High-Security Military Communications Link
Transmitting through the Celestial Expanse
They stood together for the last time, linked collectively across space and time, though in reality they existed light-years apart.
The First Intergalactic Admiral of the Fleet.
The Chairman of the Board of Directors.
The Doctor heading up the most classified R&D base in the Expanse.
Since the war’s onset two years ago, they’d become the three most powerful individuals in the Celestial Expanse. The Admiral, an up-and-coming officer who had risen to become the highest-ranked personage in the CE Navy; the Chairman, a powerful oligarch and the head of TruCon, the Expanse’s largest corporate empire; and the Doctor, a brilliant scientist whose secret research base had just possibly yielded the key to all of their survival. It was on them that the outcome of the war rested, on them that countless hopes lay.
It was to them the fate of the human race had fallen.
The Doctor clasped his hands behind his back and spoke. “The last team has reported in, and it’s official: The weapon has been installed in every orbital platform in the Expanse. In exactly thirteen days, seventeen hours, and twenty-one minutes, the Archangel will fire as planned, and when it does, every last Spectre will be destroyed.”
“You mean every last ghoul,” the Admiral interjected, an edge of challenge in her voice. “The Archangel will destroy all the incorporeal Spectres, but there will still be millions of people infected with them. We’ll still have plenty of squatters to contend with.”
“Which I trust your people can handle.”
“We’ll do our part,” she returned, “just as long as this weapon does yours.”
The Doctor bristled at the implication, but before he could reply to the intended insult, the Chairman interrupted.
“And what about those millions of squatters?” he asked, with a pointed look at the Admiral. “Within three years, every single one of those people will be dead.
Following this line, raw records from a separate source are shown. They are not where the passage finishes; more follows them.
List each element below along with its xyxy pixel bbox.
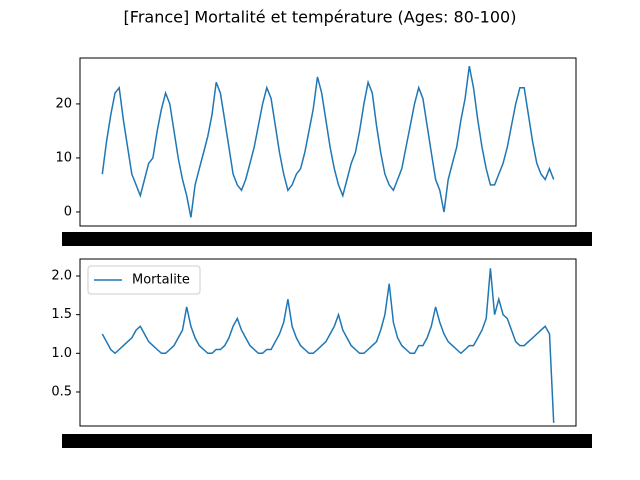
x-tick-label-band	[62, 232, 592, 246]
legend-label: Mortalite	[132, 273, 190, 288]
axes-frame	[79, 57, 577, 227]
y-tick-label: 0.5	[51, 384, 72, 399]
data-line	[101, 65, 555, 218]
y-tick-label: 1.0	[51, 346, 72, 361]
y-tick-label: 20	[55, 96, 72, 111]
x-tick-label-band	[62, 434, 592, 448]
data-line	[101, 268, 555, 423]
y-tick-label: 10	[55, 150, 72, 165]
axes-frame	[79, 258, 577, 427]
y-tick-label: 2.0	[51, 269, 72, 284]
y-tick-label: 1.5	[51, 307, 72, 322]
legend-box	[87, 265, 201, 295]
y-tick-label: 0	[64, 204, 72, 219]
figure-title: [France] Mortalité et température (Ages:…	[124, 8, 517, 27]
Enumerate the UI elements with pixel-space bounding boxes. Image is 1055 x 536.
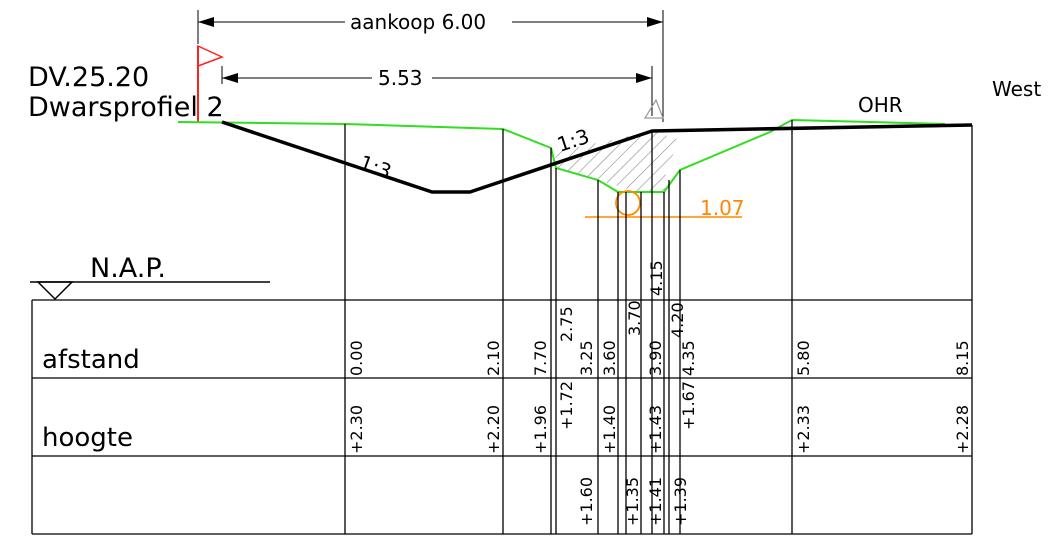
hoogte-value: +1.40 bbox=[600, 405, 619, 454]
dimension-inner: 5.53 bbox=[221, 66, 653, 116]
direction-label: West bbox=[992, 77, 1041, 101]
dimension-aankoop-label: aankoop 6.00 bbox=[350, 10, 486, 34]
afstand-value: 7.70 bbox=[531, 340, 550, 376]
hoogte-value: +2.33 bbox=[794, 405, 813, 454]
design-profile bbox=[221, 120, 973, 194]
hoogte-value: +2.28 bbox=[953, 405, 972, 454]
afstand-value: 8.15 bbox=[953, 340, 972, 376]
extra-value: +1.39 bbox=[671, 477, 690, 526]
afstand-value: 3.90 bbox=[646, 340, 665, 376]
nap-label: N.A.P. bbox=[90, 253, 166, 284]
row-label-hoogte: hoogte bbox=[42, 423, 133, 453]
afstand-value: 0.00 bbox=[347, 340, 366, 376]
afstand-value: 3.25 bbox=[577, 340, 596, 376]
level-marker-icon bbox=[643, 98, 664, 119]
afstand-value: 5.80 bbox=[794, 340, 813, 376]
dimension-aankoop: aankoop 6.00 bbox=[197, 10, 664, 122]
hoogte-value: +1.72 bbox=[557, 381, 576, 430]
extra-value: +1.41 bbox=[646, 477, 665, 526]
depth-marker-label: 1.07 bbox=[700, 196, 745, 220]
hoogte-value: +1.67 bbox=[679, 381, 698, 430]
fill-area bbox=[555, 131, 680, 193]
dimension-inner-label: 5.53 bbox=[378, 66, 423, 90]
afstand-value: 2.75 bbox=[557, 306, 576, 342]
hoogte-value: +2.20 bbox=[484, 405, 503, 454]
nap-datum: N.A.P. bbox=[30, 253, 270, 301]
extra-value: +1.60 bbox=[577, 477, 596, 526]
hoogte-value: +2.30 bbox=[347, 405, 366, 454]
afstand-value: 3.60 bbox=[600, 340, 619, 376]
profile-table bbox=[31, 299, 972, 535]
afstand-value: 3.70 bbox=[625, 300, 644, 336]
drawing-subtitle: Dwarsprofiel 2 bbox=[28, 92, 224, 123]
afstand-value: 4.20 bbox=[668, 302, 687, 338]
hoogte-value: +1.43 bbox=[646, 405, 665, 454]
flag-icon bbox=[197, 44, 224, 122]
afstand-value: 4.15 bbox=[647, 260, 666, 296]
drawing-code: DV.25.20 bbox=[28, 62, 149, 93]
ohr-label: OHR bbox=[858, 93, 903, 117]
row-label-afstand: afstand bbox=[42, 345, 140, 375]
station-lines bbox=[344, 120, 973, 534]
depth-marker: 1.07 bbox=[585, 190, 745, 220]
hoogte-value: +1.96 bbox=[531, 405, 550, 454]
afstand-value: 2.10 bbox=[484, 340, 503, 376]
extra-value: +1.35 bbox=[623, 477, 642, 526]
afstand-value: 4.35 bbox=[679, 340, 698, 376]
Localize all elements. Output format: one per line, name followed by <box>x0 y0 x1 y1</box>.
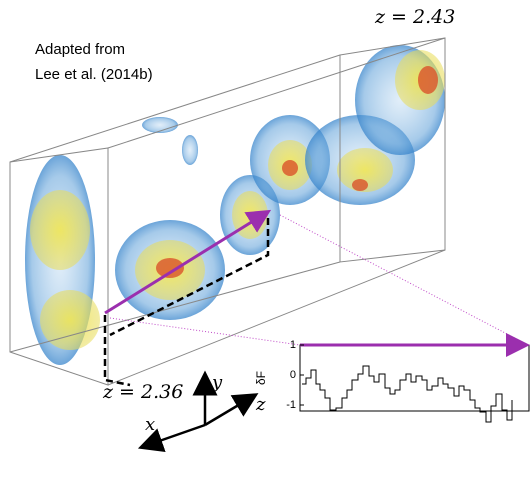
credit-line: Lee et al. (2014b) <box>35 66 153 83</box>
figure: δF Adapted from Lee et al. (2014b) z = 2… <box>0 0 530 484</box>
axis-label: z <box>255 394 266 415</box>
inset-ylabel: δF <box>254 371 268 385</box>
y-tick-label: 0 <box>290 369 296 381</box>
z-label: z = 2.36 <box>102 381 183 403</box>
z-label: z = 2.43 <box>374 6 455 28</box>
credit-line: Adapted from <box>35 41 125 58</box>
y-tick-label: -1 <box>286 399 296 411</box>
volume-render <box>25 45 445 365</box>
inset-frame <box>300 345 529 411</box>
axis-label: y <box>211 372 223 393</box>
figure-canvas: δF Adapted from Lee et al. (2014b) z = 2… <box>0 0 530 484</box>
axis-label: x <box>145 414 155 435</box>
y-tick-label: 1 <box>290 339 296 351</box>
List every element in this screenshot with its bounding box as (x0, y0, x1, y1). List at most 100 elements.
The clock is running down, and there’s still no cure.”
A pregnant pause ensued, all eyes on the Admiral as she stood silently at the viewport in her office, all stiff lines and sharp angles. Though she didn’t move, didn’t even blink, something about her overly-erect posture seemed to squirm—and not without reason. While the Doctor’s division was responsible for tech, the military’s bioresearch division fell squarely under her purview.
“One thing at a time,” she said, with a slight lift of her chin. Her eyes met the Chairman’s through the link, ice-blue eyes locked with dark brown as they stared each other down across the light-years.
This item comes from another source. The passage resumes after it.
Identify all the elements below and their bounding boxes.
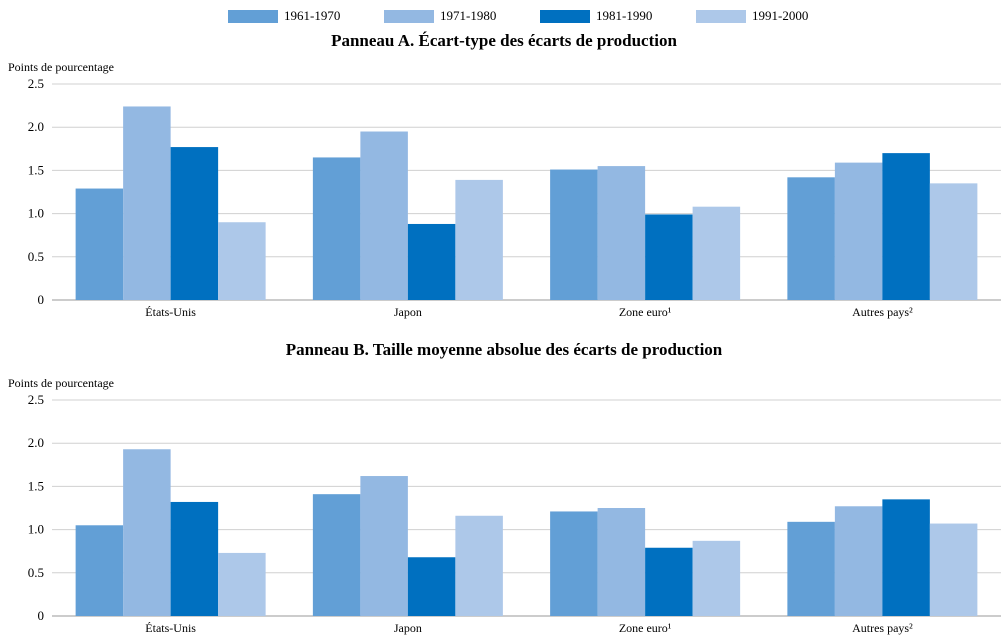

The Doctor snorted, already knowing the eventual victor. Though the Chairman was like a bulldog when riled, he recognized the Admiral’s defiant head tilt, cultivated since childhood. And indeed, when the two finally broke gazes, it was the Chairman who replied, “As you said, one thing at a time. With the Archangel due to fire in just two weeks, all our efforts should be focused on the upcoming offensive. We can’t afford any mistakes. Once the weapon has done its work, we can revisit the matter of finding a cure.”
And they would revisit it; the look in the Chairman’s eyes made that clear.
He held the others’ gazes for a long moment; then, as if flipping a switch, his intense stare morphed into the oily politician’s demeanor familiar to every man, woman, and child in the Celestial Expanse. The Chairman suddenly smiled. “Look at us! So dour, even on the cusp of a great triumph. Shall we not raise a glass to our imminent success? To the Archangel, our weaponized savior.”
He reached for his glass, a snifter of brandy he rarely seemed to be without, and the slightest hint of a smile touched the Admiral’s eyes. Silently, she strode from the feed, returning a minute later with her own cup, though what it held couldn’t be observed through its obsidian sides. The Doctor retrieved the water glass from his own desk, amusement lurking at the corners of his lips, and then all raised their vessels high.
“To the Archangel,” the Chairman said. “Bright may it burn.”
“The Archangel!” repeated the Doctor, followed on his heels by the Admiral.
They held their glasses aloft for one pure, harmonious moment, then downed their drinks in the light of a holo-link that would never see their three faces together again.